Challenges Then And Now
There were certainly plenty of challenges back in high school too. Difficult exams, and later those challenging pre-college tests. Heartaches and losses, whether a love interest or a football game, we didn’t win every time. Well, most of us didn’t anyway. Parents rarely understood us (so we thought) and betrayals happened as much in our minds as in reality. How did we ever get through it?
Well, that’s the ebb and flow of life. One phase inevitably leads to another. From high school we moved on either to college or the working world, discovering new friends, new stresses, new challenges. All of them taking up our hearts and minds at the time, leaving high school considerations far behind. And then on to the next phase, and the next. Each one becoming our sole focus, with its own joys and challenges, victories and defeats. And whether we realize it or not, the path to the phase we’re in right now has been paved by all the phases that came before it.
It’s easy to become overwhelmed as an adult with all the responsibilities, stresses, disappointments, and fears that find us daily. But it’s important to take a breath, step back, and realize, we’ve had this feeling before, probably several times, in our lives. And yet, we’re still standing, right here, right now. And we can thank our past for teaching us the kind of resilience and optimism, the creative problem-solving and resourcefulness that helped us make it this far.
Your life or my life today may look nothing like what we imagined it would back in high school. But that’s how funny life can be. As much as we try to plan exactly what our life will be, it rarely works out that way. Sometimes, wonderful things happen that we couldn’t possibly have imagined. Opportunities come up we would never expect. Our talents and skills lead us to fulfilling purposes and work we had no idea would capture our interest. Special people touch us, teach us, and influence us, sometimes changing even our deepest held beliefs.
And that is called growth. It’s not something to be afraid of. It’s something to be cherished. As much fun as I had in high school, and how nice it was to reminisce when reconnecting with my old friend, I know that I am where I’m supposed to be in my life today. That doesn’t mean my life is perfect. Far from it. But it is the result of what I learned, who I met, and how I evolved along the way. I’m the sum total of all my experiences. And so are you.

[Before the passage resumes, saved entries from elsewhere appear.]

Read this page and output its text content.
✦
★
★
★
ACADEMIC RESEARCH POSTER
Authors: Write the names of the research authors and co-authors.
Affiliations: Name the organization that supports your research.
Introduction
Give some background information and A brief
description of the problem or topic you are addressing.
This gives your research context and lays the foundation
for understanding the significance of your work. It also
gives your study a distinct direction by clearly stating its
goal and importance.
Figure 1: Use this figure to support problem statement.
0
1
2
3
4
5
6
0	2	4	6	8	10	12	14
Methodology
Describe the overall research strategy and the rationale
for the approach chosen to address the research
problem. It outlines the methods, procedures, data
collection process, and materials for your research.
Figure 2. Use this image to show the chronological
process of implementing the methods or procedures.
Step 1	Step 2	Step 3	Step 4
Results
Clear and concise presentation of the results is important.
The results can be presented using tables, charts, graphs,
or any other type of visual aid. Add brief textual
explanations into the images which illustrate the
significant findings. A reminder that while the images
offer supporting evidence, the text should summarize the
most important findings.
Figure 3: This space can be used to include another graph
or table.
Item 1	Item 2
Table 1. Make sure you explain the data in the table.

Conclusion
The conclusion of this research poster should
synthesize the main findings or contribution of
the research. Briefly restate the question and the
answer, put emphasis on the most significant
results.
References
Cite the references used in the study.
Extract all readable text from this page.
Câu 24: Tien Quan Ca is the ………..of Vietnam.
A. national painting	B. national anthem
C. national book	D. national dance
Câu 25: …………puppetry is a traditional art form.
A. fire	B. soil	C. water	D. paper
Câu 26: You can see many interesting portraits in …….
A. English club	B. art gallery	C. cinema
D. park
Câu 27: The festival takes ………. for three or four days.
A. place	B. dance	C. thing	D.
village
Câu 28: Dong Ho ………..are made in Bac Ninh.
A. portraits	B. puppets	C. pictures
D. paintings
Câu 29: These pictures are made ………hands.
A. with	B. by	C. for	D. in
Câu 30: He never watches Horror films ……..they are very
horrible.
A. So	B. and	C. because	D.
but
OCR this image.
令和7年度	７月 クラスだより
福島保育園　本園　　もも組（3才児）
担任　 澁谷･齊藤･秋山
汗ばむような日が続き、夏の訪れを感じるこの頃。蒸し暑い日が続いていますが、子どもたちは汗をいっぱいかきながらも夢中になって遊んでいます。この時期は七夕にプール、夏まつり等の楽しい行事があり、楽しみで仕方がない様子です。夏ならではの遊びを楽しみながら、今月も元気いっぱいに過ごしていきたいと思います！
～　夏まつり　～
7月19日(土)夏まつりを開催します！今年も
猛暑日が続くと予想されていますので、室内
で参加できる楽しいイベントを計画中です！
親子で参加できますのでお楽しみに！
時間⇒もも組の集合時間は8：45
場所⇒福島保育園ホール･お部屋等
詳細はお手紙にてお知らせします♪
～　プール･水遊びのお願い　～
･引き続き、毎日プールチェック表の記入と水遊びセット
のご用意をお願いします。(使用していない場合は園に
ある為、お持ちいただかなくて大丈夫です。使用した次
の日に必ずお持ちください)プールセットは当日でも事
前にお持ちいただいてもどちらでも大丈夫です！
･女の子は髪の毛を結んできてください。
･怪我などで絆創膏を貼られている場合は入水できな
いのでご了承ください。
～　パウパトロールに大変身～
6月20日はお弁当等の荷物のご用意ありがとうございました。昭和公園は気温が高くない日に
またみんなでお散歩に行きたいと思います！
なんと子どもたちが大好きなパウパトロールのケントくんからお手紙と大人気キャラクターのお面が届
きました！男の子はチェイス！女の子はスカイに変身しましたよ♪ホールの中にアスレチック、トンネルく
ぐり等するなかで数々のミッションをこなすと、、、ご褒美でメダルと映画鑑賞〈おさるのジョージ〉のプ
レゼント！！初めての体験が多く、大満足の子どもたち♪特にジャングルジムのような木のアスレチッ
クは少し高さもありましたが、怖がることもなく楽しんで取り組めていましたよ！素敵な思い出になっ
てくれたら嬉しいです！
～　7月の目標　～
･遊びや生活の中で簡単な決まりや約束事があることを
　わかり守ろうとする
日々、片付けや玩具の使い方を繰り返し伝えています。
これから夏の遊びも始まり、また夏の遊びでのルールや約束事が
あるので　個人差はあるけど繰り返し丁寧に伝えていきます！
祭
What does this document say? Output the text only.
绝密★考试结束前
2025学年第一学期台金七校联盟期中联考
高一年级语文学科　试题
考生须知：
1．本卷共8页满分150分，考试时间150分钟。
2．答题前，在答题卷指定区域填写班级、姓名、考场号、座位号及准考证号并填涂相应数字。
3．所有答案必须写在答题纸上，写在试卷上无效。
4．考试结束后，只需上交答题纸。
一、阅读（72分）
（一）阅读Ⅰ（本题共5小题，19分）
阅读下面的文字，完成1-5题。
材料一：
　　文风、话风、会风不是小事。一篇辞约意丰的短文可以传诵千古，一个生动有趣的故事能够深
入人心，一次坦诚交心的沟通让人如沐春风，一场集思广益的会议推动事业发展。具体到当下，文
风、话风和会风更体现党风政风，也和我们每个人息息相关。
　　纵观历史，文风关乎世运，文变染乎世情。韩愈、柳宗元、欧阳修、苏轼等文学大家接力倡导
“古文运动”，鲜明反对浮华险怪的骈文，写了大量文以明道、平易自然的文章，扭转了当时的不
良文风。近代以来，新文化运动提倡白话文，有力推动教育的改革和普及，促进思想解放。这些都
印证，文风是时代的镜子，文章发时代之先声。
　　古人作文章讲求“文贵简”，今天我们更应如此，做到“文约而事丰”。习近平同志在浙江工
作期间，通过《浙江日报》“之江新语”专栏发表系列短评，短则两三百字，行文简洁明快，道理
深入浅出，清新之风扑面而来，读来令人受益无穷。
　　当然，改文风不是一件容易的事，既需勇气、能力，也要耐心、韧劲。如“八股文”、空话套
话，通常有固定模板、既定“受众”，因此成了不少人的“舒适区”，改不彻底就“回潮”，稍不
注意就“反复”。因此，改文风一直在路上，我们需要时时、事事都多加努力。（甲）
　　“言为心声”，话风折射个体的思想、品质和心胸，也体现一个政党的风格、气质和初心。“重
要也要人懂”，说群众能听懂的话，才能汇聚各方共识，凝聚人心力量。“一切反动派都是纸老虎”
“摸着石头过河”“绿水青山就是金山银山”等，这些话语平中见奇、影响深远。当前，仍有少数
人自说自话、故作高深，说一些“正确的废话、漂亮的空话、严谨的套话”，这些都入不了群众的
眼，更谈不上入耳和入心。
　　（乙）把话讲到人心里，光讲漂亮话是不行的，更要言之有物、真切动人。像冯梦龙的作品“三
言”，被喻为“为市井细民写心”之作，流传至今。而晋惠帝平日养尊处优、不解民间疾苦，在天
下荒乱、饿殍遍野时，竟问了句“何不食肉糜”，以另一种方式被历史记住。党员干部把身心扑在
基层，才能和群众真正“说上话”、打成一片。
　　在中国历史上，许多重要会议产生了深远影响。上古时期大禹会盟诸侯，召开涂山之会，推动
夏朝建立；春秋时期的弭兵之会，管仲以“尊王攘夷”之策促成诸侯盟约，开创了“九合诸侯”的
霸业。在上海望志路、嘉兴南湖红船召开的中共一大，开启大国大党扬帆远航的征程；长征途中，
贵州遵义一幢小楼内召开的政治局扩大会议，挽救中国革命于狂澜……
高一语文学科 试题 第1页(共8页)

Recall The Past To Win The Future
So my thought for you is this one. Reconnect with your past. Contact an old friend, look at old photos, think about who you were and what you were doing in a part of your past that you may have some nostalgia for. Were there circumstances you thought insurrmountable that you overcame? Events that changed the way you feel today? People who have come and gone or stayed around that have impacted you one way or another?
Take time to think about your past. Look at it through the lens of where you’ve been since that time. Is there anything you’ve learned, about the world or about yourself, lessons that are worth revisiting today? Have you changed in the phases you’ve experienced since then – career goals, personal dreams, accomplishments, ideas?
Think about the next phase that will be coming in your life. Will you be adding to your family or emptying the nest? Taking on new career ambitions or preparing for retirement? Do you plan to make a move, start something new, finish something that’s been left undone?
Whatever phase of life you are in now, try to reconnect with those that came before it. You will see yourself with a new perspective, one that can help you shape a better future.